Abstract:While 3D Gaussian Splatting (3DGS) enables high-quality, real-time rendering for bounded scenes, its extension to large-scale urban environments gives rise to critical challenges in terms of geometric consistency, memory efficiency, and computational scalability. To address these issues, we present UrbanGS, a scalable reconstruction framework that effectively tackles these challenges for city-scale applications. First, we propose a Depth-Consistent D-Normal Regularization module. Unlike existing approaches that rely solely on monocular normal estimators, which can effectively update rotation parameters yet struggle to update position parameters, our method integrates D-Normal constraints with external depth supervision.

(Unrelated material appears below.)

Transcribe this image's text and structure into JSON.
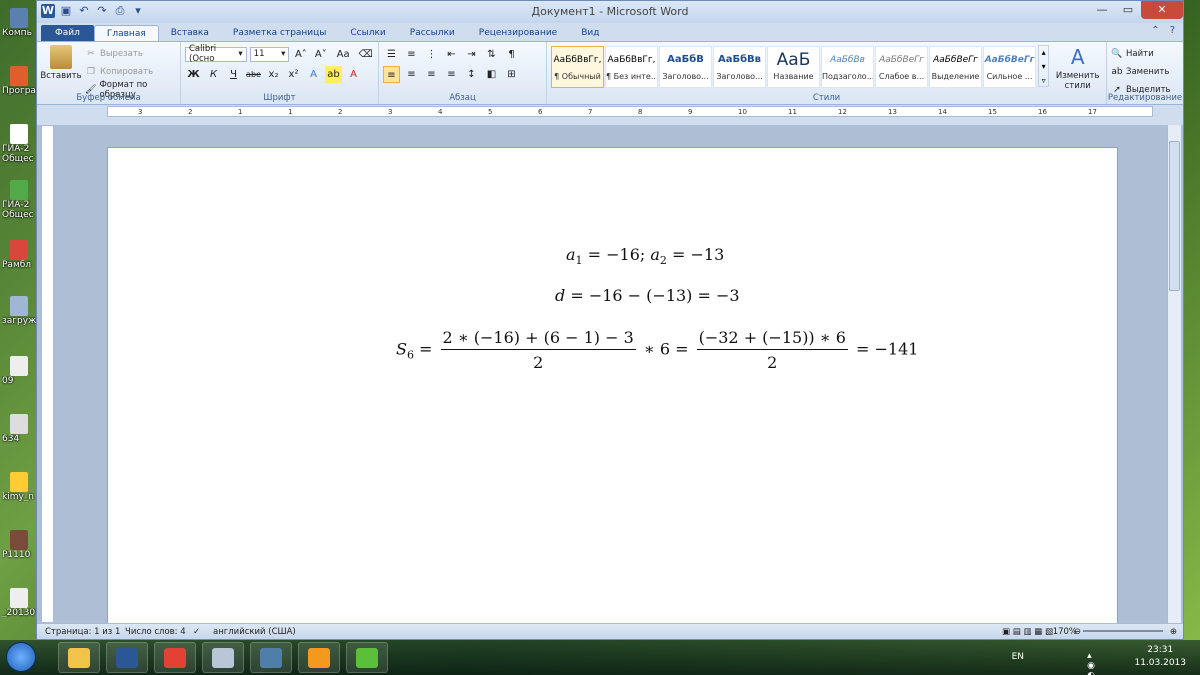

This allows for comprehensive updates of all geometric parameters. By further incorporating an adaptive confidence weighting mechanism based on gradient consistency and inverse depth deviation, our approach significantly enhances multi-view depth alignment and geometric coherence, which effectively resolves the issue of geometric accuracy in complex large-scale scenes. To improve scalability, we introduce a Spatially Adaptive Gaussian Pruning (SAGP) strategy, which dynamically adjusts Gaussian density based on local geometric complexity and visibility to reduce redundancy. Additionally, a unified partitioning and view assignment scheme is designed to eliminate boundary artifacts and optimize computational load. Extensive experiments on multiple urban datasets demonstrate that UrbanGS achieves superior performance in rendering quality, geometric accuracy, and memory efficiency, providing a systematic solution for high-fidelity large-scale scene reconstruction.